Pareiorhina pelicicei
- Conservation status: Data Deficient (IUCN 3.1)

Scientific classification
- Kingdom: Animalia
- Phylum: Chordata
- Class: Actinopterygii
- Division: Teleostei
- Order: Siluriformes
- Family: Loricariidae
- Genus: Pareiorhina
- Species: P. pelicicei
- Binomial name: Pareiorhina pelicicei Azevedo-Santos & Roxo, 2015

= Pareiorhina pelicicei =

- Authority: Azevedo-Santos & Roxo, 2015
- Conservation status: DD

Species of catfish

Pareiorhina pelicicei is a species of freshwater ray-finned fish belonging to the family Loricariidae, the suckermouth armoured catfishes, and the subfamily Hypoptopomatinae, the cascudinhos. This catfish is endemic to Brazil.

==Taxonomy==
Pareiorhina pelicicei was first formally described in 2015 by the Brazilian ichthyologists Valter Monteiro de Azevedo-Santos and Fábio Fernandes Roxo with its type locality given as the Tamborete stream a tributary of the Rio Grande in the upper basin of the Paraná River at 20°38'38"S, 46°10'13"W in the municipality of Capitólio in the Brazilian state of Minas Gerais.

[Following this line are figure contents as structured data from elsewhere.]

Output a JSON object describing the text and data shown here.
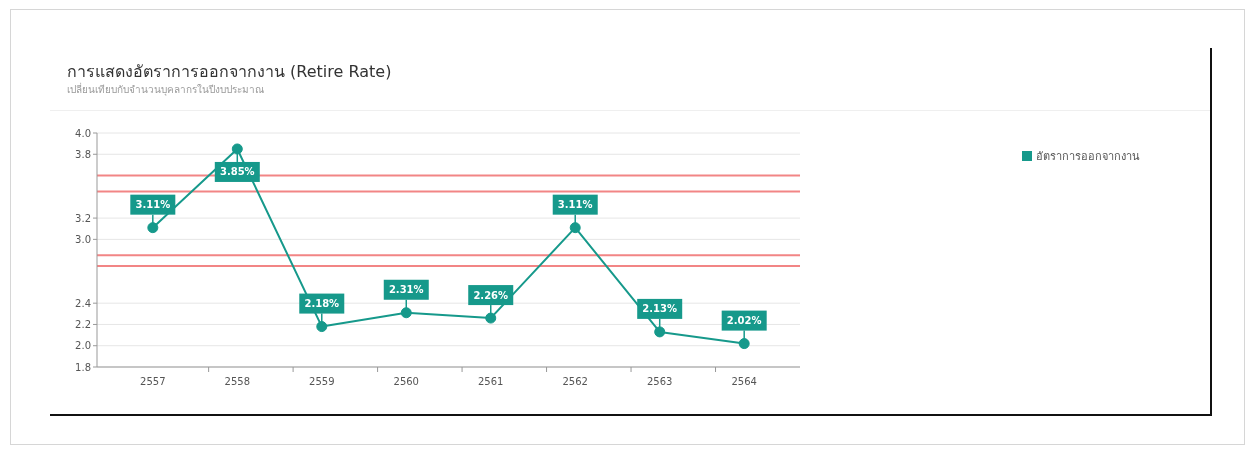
{
  "chart_data": {
    "type": "line",
    "title": "การแสดงอัตราการออกจากงาน (Retire Rate)",
    "subtitle": "เปลี่ยนเทียบกับจำนวนบุคลากรในปีงบประมาณ",
    "categories": [
      "2557",
      "2558",
      "2559",
      "2560",
      "2561",
      "2562",
      "2563",
      "2564"
    ],
    "series": [
      {
        "name": "อัตราการออกจากงาน",
        "color": "#16998b",
        "values": [
          3.11,
          3.85,
          2.18,
          2.31,
          2.26,
          3.11,
          2.13,
          2.02
        ],
        "value_labels": [
          "3.11%",
          "3.85%",
          "2.18%",
          "2.31%",
          "2.26%",
          "3.11%",
          "2.13%",
          "2.02%"
        ]
      }
    ],
    "ylim": [
      1.8,
      4.0
    ],
    "yticks": [
      1.8,
      {
        "value": 2,
        "label": "2.0"
      },
      2.2,
      2.4,
      {
        "value": 3,
        "label": "3.0"
      },
      3.2,
      3.8,
      {
        "value": 4,
        "label": "4.0"
      }
    ],
    "ref_lines": [
      {
        "axis": "y",
        "value": 3.6,
        "color": "#f28585"
      },
      {
        "axis": "y",
        "value": 3.45,
        "color": "#f28585"
      },
      {
        "axis": "y",
        "value": 2.85,
        "color": "#f28585"
      },
      {
        "axis": "y",
        "value": 2.75,
        "color": "#f28585"
      }
    ],
    "grid": "y",
    "legend": "top right",
    "marker": "circle",
    "line_style": "solid"
  }
}
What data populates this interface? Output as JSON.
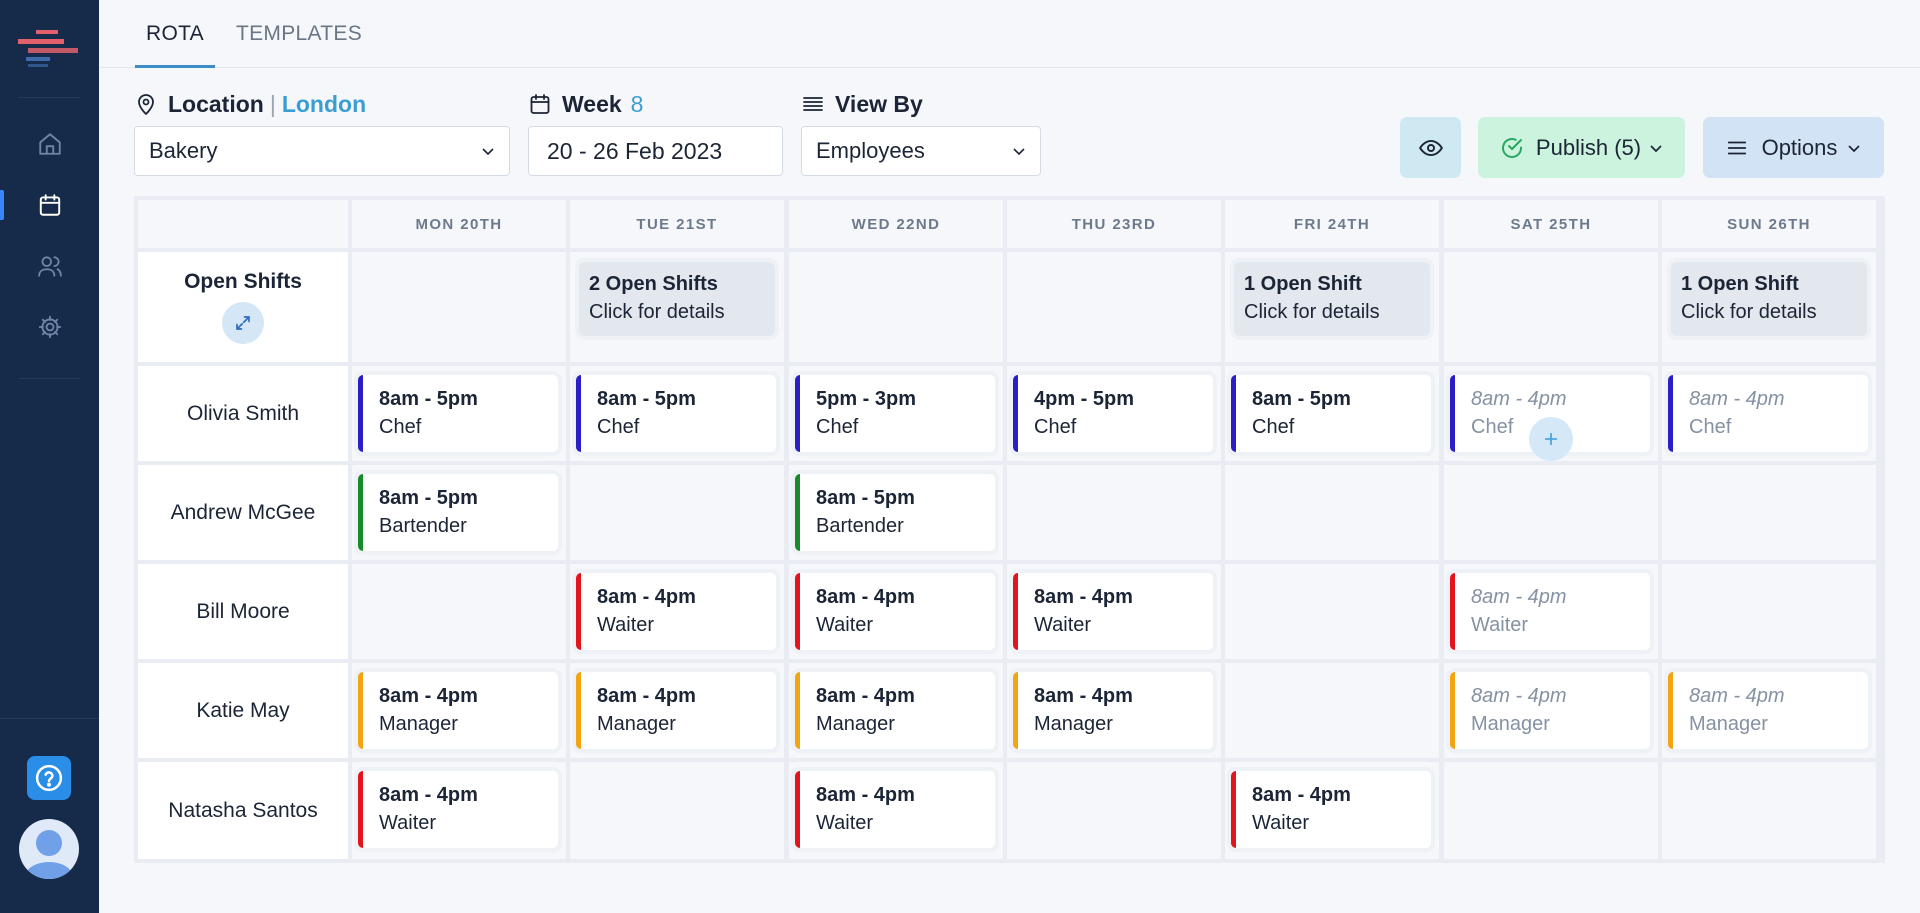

Eschmeyer's Catalog of Fishes classifies the genus Pareiorhina in the subfamily Hypoptopomatinae, the cascudinhos, within the suckermouth armored catfish family Loricariidae.

==Etymology==
Pareiorhina pelicicei is classified within the genus 'Pareiorhina, this name combines pareiá, meaning "cheek", with rhina, from rhínē, which means "file" or "rasp", this is probably an allusion to the rough sides of the head. The specific name honours the Brazilian ichthyologist Fernando Mayer Pelicice, of the Universidade Federal do Tocantins, in recognition of his research into fish ecology and the impacts of dams on Neotropical fishes.

==Description==
Pareiorhina pelicicei has 7 soft rays in the dorsal fin and 5 in the anal fin and it reaches a standard length of 4.7 cm. This species can be told apart from all other species in its genus by its having a lower number of vertebrae and having a lateral cusp on its tiny teeth.

==Distribution and habitat==
Pareiorhina pelicicei is endemic to Brazil, where it is known only from its type locality, the Tamborate stream, in Capitólio in Minas Gerais. This species was collected from a clearwater stream with a substrate of bedrock and gravel and the fishes were usually found in lotic stretches of the stream. Fishes sampled from the same stretches were Psalidodon scabripinnis and species of Trichomycterus.

==Conservation status==
Pareiorhina pelicicei has only been recorded from its type locality and the area has not been thoroughly surveyed by ichthyologists so the extent of its range , its biology and anythreats to its population are poorly know. The International Union for Conservation of Nature has classified this catfish as Data Deficient.